Let us denote successively $r$ and $r_a$ the radii of the inscribed circle and the exscribed circle wrt to side BC of triangle $ABC$. Prove that if it is true that $r+r_a=|BC|$ , then the triangle $ABC$ is a right one
Really great problem for storage
Let's denote $s-a=x; s-b=y; s-c=z$ to have easier notation.
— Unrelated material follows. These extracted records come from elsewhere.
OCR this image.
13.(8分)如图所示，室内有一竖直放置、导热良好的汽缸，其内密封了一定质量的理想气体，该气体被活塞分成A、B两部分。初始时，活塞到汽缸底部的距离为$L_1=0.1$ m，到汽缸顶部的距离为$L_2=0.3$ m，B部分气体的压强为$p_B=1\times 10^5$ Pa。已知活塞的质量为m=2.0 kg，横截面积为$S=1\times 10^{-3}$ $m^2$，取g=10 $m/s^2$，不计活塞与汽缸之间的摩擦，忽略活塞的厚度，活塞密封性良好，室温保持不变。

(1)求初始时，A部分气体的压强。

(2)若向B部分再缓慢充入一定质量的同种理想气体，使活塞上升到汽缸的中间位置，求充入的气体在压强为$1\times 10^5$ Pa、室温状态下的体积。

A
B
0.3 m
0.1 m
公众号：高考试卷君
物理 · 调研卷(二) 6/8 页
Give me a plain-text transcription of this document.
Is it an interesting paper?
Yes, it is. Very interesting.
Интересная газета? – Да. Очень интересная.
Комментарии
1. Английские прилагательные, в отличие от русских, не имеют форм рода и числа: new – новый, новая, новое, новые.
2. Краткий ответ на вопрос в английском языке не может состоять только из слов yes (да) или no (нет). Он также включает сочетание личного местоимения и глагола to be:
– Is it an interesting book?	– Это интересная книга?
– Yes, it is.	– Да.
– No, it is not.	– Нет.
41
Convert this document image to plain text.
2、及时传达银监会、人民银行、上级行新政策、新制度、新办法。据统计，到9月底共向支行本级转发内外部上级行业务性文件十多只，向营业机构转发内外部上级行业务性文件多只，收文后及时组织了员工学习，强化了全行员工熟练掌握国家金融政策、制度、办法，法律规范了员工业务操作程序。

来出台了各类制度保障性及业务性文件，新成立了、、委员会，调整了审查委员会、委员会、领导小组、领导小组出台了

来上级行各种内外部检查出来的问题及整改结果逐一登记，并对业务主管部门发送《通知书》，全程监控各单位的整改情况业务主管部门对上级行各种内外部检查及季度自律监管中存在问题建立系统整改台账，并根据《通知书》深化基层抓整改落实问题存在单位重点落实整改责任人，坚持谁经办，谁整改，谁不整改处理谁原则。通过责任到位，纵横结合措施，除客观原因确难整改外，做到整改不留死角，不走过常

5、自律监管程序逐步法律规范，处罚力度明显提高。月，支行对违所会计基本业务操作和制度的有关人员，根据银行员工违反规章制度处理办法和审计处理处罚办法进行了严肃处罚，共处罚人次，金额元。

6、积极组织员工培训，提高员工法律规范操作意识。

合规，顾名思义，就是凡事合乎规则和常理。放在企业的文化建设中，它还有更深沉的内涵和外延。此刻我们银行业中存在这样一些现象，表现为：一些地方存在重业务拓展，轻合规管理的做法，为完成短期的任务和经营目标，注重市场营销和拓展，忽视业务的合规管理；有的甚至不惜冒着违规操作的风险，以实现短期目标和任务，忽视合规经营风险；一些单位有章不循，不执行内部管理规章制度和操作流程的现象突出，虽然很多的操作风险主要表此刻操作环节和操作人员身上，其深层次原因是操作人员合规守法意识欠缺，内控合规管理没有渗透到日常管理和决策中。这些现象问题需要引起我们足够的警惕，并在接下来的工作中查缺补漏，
From Heron's formula: $P^2=s(s-a)(s-b)(s-c)$ and $P=rs$ so $r^2=\frac{(s-a)(s-b)(s-c)}{s}=\frac{xyz}{s}$
Let $I_{a}$ be the center of exscribed triangle, so $P=P_{ABI_{a}}+P_{ACI_{a}}-P_{BCI_{a}}=r_{a}(\frac{b+c-a}{2})=r_{a}(s-a)$, so $r_{a}^2=\frac{(s(s-b)(s-c)}{s-a}=\frac{syz}{x}$. Now $r+r_{a}=a=(a+b+c)-b-c=2s-b-c=(s-b)+(s-c)=y+z$. Now squaring both sides we will get:
$r^2+2rr_{a}+r_{a}^2=y^2+2yz+z^2$ but $rr_{a}=\frac{P^2}{s(s-a)}$ and $zy=(s-b)(s-c)=\frac{P^2}{s(s-a)}$ so $rr_{a}=zy$ and now:
$r^2+r_{a}^2=y^2+z^2$ and from what we previously get: $\frac{xyz}{s}+\frac{syz}{x}=y^2+z^2$ or $x^2yz+s^2yz=z^2xs+y^2xs$. This can be represented as $(ys-zx)(zs-xy)=0$
We will put back and after long but easy factorization get:
$(ys-zx)(zs-xy)=(s(s-b)-(s-c)(s-a))(s(s-c)-(s-a)(s-b))=(a^2+c^2-b^2)(a^2+b^2-c^2)=0$
Now, since $(a^2+c^2-b^2)(a^2+b^2-c^2)=0$ it's easy to see that this triangle is right angled from Pythagoras.